I recently had a conversation with a fellow runner about running for fun (correct me if I’m remembering this conversation wrong!). He is working on a program in which he only runs if the run feels amazing. If it’s feels hard or even remotely hurts, he is supposed to stop running. We are both trying to recover from injuries and I am a big believer in the mind-body connection, so it makes sense to me that if my head and heart don’t feel like running then my body shouldn’t be running. The difficulty of this concept is that runners are runners, and incredibly stubborn. Once I get out on a run, I have to finish my planned miles regardless of how terrible (or wonderful) I feel. He said the only way he manages to stop without completing the whole run is by having someone else tell him that he needs to stop. Accountability for the win!

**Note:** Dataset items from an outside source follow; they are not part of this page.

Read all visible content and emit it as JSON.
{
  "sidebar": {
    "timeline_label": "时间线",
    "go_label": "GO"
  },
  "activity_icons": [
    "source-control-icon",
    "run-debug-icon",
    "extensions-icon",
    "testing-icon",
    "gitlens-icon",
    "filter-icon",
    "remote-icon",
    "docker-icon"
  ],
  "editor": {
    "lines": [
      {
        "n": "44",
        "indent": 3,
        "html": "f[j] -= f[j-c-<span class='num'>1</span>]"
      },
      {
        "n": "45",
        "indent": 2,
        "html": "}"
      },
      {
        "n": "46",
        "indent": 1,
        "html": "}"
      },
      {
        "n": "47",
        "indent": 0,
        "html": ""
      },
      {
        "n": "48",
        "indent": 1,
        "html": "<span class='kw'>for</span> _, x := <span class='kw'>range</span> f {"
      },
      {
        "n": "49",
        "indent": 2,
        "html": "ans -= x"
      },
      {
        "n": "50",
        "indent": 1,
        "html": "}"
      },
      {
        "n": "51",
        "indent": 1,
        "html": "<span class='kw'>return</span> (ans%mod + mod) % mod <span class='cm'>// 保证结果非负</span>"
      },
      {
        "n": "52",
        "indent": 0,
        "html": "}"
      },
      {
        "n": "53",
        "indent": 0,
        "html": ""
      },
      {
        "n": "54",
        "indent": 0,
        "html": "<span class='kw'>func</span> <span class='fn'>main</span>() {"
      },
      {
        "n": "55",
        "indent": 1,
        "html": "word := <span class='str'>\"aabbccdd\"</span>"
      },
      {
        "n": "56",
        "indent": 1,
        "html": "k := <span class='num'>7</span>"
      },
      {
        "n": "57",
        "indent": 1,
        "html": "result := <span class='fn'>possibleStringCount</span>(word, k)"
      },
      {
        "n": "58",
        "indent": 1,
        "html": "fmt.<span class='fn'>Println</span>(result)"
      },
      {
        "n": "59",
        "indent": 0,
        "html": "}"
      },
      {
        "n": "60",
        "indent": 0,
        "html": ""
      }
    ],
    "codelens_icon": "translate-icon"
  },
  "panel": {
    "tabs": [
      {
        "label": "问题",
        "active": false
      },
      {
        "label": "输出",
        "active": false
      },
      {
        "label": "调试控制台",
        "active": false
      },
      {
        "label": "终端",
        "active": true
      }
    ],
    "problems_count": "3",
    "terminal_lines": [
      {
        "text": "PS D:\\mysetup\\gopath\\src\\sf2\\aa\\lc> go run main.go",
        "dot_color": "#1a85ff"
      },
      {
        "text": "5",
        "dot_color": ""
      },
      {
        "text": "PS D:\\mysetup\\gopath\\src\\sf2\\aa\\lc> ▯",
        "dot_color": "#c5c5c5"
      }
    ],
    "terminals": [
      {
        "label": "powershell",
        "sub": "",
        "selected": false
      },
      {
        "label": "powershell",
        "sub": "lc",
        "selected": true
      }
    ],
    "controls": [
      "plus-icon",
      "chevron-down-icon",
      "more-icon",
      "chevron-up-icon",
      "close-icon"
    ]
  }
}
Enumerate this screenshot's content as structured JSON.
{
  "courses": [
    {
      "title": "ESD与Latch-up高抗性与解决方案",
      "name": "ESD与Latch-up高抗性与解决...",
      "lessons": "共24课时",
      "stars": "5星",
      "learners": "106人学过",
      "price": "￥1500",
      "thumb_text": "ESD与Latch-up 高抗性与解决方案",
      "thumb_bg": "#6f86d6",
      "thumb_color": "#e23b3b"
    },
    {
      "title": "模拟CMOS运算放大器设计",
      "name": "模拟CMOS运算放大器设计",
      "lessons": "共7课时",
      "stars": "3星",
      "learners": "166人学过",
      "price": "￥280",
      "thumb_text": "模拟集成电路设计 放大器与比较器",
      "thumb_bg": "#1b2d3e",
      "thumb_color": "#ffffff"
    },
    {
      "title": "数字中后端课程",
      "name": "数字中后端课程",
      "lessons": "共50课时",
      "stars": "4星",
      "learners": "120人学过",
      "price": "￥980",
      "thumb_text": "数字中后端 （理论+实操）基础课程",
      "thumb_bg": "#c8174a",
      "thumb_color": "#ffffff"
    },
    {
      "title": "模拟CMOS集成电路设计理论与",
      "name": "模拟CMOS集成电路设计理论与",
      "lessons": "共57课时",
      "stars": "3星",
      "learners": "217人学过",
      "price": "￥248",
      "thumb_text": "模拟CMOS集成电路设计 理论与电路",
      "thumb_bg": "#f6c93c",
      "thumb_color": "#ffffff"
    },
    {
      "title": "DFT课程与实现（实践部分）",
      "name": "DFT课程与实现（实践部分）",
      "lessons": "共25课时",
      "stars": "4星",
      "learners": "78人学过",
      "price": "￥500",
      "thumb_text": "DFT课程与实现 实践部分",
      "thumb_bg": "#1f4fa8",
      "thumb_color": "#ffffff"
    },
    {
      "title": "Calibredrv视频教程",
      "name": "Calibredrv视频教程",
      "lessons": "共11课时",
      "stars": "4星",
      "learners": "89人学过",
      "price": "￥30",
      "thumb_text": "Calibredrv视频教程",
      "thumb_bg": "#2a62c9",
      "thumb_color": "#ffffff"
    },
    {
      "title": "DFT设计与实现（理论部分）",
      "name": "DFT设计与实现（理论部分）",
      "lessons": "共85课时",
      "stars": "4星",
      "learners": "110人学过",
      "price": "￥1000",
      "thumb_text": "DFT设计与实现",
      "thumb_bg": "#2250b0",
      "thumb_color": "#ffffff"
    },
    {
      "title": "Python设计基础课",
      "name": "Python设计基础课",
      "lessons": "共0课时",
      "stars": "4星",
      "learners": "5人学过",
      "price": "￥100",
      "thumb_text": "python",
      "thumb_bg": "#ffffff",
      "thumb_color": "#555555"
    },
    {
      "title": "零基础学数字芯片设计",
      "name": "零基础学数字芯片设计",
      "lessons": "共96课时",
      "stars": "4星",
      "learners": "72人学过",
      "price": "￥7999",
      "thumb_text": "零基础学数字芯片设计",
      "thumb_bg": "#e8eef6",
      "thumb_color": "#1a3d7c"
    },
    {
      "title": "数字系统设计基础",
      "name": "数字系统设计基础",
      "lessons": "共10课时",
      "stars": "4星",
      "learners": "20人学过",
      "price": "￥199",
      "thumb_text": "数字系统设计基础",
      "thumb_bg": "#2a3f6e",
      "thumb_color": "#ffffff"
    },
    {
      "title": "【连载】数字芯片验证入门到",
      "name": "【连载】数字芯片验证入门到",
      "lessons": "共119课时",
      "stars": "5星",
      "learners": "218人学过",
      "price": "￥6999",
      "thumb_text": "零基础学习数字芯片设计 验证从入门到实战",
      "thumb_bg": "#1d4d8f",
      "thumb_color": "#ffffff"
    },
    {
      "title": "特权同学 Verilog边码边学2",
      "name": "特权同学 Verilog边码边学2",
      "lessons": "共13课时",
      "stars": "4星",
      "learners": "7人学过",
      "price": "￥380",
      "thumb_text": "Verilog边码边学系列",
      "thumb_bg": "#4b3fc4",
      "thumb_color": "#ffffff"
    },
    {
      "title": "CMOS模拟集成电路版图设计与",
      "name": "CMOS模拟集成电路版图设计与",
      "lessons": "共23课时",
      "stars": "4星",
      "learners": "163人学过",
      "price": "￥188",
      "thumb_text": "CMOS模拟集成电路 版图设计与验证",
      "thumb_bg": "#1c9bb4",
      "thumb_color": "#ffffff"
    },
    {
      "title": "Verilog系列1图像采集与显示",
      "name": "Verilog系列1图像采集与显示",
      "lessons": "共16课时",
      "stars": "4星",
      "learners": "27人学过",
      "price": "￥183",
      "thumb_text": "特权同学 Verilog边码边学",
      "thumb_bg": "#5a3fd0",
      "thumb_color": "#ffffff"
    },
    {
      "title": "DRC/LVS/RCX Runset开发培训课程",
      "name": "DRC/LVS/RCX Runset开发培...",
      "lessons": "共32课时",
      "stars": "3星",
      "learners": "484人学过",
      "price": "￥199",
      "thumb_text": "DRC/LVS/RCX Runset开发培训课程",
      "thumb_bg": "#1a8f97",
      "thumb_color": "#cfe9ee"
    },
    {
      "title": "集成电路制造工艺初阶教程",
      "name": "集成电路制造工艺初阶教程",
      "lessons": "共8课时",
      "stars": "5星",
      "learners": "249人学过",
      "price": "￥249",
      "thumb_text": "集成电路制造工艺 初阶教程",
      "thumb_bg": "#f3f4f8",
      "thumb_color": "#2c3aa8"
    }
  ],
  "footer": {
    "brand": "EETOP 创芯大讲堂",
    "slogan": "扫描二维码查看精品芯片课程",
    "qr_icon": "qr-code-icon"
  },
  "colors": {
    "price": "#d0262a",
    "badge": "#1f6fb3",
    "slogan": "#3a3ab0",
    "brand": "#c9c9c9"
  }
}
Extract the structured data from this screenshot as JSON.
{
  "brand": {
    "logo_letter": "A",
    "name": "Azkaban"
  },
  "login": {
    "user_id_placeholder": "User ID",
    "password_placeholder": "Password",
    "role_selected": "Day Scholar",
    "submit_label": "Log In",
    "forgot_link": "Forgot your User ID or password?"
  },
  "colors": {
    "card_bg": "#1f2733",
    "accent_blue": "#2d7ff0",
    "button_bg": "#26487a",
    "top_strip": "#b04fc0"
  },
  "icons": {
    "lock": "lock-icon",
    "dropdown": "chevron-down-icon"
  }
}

To me, running for fun means running without all the distractions of pace, mileage, PRs, and surreptitiously but constantly comparing those stats with other runners. Running with no other purpose than to be out on a run. Recovering this perspective is important to me right now for two rather significant reasons: to avoid further injury and to accept less than PR performances at races. Forcing myself into this perspective, however, is like having a drill sergeant as a meditation instructor: “You! Will! Enjoy! This! Run!” The more I try to orient myself toward the “fun run” mindset, the more I create my own obstacles to adopting this perspective.
I’ve had some moments, though. Some miles, or minutes, or brief stretches that were easy, effortless, and quite enjoyable. And maybe it’ll happen a couple times during the same run. It happens frequently enough to keep me coming back. My next task is to get that feeling to stick around for all the miles instead of just some of the miles.